Panic replaces her burst of fury. I haven’t budged. “Sloane, please. Please. Please don’t do this to me and the baby. Please.”
She sounds so fucking pitiful, I think I’m going to fucking throw up, and I have a damn strong stomach.
The way Dad revered Mom slides through my memory. Is this how he felt whenever Mom hurt or cried? Was the impetus for his behavior the same helplessness I feel at this moment? He didn’t care who he destroyed as long as she was happy.
I’ve never wanted such a complete love. It frightens me. My father drowned his own daughter. I’m afraid to fall so hard for someone that I follow in his footsteps.
That I’m willing to spend a very long time behind bars to claim Georgie, and make her tears go away, tells me all I need to know. My personality is addictive and Georgie has become my all.
I’m my dad all over again.
I can’t be.
I walk to the window of the receiving room, cold and heartless just like she’s said, and stare out. “Go to the car, Georgiana.”
She’s sobbing, but she listens. Through the window, I watch her stumble to the Mercedes limousine, and throw up on the curb. I know it isn’t my baby making her sick. She’s just had cravings, not morning sickness.
“How does it feel, Sloane?” Helen asks from behind me. “To have your entire world destroyed? You love her. I know you do. You’d serve jail time for her, but your life’s too sordid to be known.” I glance over my shoulder. “My daughter is…ill, thanks to you, Parnell, your father, and your aunt. Georgiana is stronger than her mother, so I’ll put her back together myself. Cassandra is another case. However—“ She gets to her feet and grabs an expensive handbag. “She’s finally avenged to my satisfaction. Don’t make the mistake of having me do the same on my granddaughter’s behalf.”
“Helen, we need to talk.” This is the first thing Dad has said since this meeting began. “Just you and me.”
“Unless you have another on dit about my family, there’s nothing more to say. We’re even. One for one. I shared something with you. You shared something with me—“
“What the fuck does that mean?” I choke out, although I suspected this scenario.

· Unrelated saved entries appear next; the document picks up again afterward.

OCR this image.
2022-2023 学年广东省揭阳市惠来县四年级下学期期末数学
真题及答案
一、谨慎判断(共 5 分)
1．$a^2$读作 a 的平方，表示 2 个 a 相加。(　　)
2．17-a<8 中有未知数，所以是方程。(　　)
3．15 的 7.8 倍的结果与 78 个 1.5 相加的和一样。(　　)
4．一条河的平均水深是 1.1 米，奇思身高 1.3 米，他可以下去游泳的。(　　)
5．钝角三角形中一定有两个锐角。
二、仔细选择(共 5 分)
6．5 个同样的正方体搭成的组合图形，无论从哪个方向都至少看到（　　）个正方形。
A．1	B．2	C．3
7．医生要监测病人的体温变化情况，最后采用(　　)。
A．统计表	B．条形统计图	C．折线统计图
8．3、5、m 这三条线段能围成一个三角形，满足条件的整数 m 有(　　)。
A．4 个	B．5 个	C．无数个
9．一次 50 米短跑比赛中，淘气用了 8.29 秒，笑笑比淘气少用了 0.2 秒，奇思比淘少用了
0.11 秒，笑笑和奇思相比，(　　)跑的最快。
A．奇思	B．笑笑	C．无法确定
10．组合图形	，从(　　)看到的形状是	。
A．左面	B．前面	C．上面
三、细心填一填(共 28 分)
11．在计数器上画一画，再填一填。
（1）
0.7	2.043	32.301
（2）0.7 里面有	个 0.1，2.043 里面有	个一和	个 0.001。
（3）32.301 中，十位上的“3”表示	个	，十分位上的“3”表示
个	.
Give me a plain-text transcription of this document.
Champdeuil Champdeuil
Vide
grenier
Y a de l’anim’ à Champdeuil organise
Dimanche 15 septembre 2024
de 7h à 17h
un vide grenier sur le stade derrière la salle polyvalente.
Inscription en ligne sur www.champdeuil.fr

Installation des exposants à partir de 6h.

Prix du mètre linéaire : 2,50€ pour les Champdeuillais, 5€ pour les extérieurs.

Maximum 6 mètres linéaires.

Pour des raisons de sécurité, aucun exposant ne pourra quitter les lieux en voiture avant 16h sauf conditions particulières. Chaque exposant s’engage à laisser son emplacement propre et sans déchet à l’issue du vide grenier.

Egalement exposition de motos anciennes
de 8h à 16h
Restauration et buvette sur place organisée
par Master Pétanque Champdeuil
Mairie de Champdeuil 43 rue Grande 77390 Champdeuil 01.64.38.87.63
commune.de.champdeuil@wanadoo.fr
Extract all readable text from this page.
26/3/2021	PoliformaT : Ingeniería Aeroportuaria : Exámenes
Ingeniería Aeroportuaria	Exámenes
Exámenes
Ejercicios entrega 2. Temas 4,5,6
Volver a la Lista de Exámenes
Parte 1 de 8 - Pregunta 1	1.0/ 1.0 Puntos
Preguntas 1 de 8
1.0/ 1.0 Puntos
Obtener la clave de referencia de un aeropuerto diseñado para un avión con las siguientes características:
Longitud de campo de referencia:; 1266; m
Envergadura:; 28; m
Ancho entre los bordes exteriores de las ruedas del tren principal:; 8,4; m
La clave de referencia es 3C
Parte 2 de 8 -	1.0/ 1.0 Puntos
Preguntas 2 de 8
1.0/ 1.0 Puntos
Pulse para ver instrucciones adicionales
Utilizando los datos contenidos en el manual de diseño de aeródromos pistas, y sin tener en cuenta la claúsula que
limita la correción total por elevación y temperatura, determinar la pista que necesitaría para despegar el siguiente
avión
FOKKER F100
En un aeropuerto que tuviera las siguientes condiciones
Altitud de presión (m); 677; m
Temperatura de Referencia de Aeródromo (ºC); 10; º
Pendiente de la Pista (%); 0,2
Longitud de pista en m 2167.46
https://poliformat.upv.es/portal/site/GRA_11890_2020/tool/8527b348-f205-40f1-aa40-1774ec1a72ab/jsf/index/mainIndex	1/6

No fucking way would Dad bend to Helen’s games if she hadn’t discovered a secret—or according to her highbrow terminology on dit—about our family. Mom, especially. But she’s saying he willingly shared a detail. “You’re a sick fuck, Dad.”
He jumps to his feet, but I raise my hands, so close to killing him I see his blood draining from his body.
“Good day, Rand,” Helen says venomously, nodding to Parnell, the useless asshole. “Come.”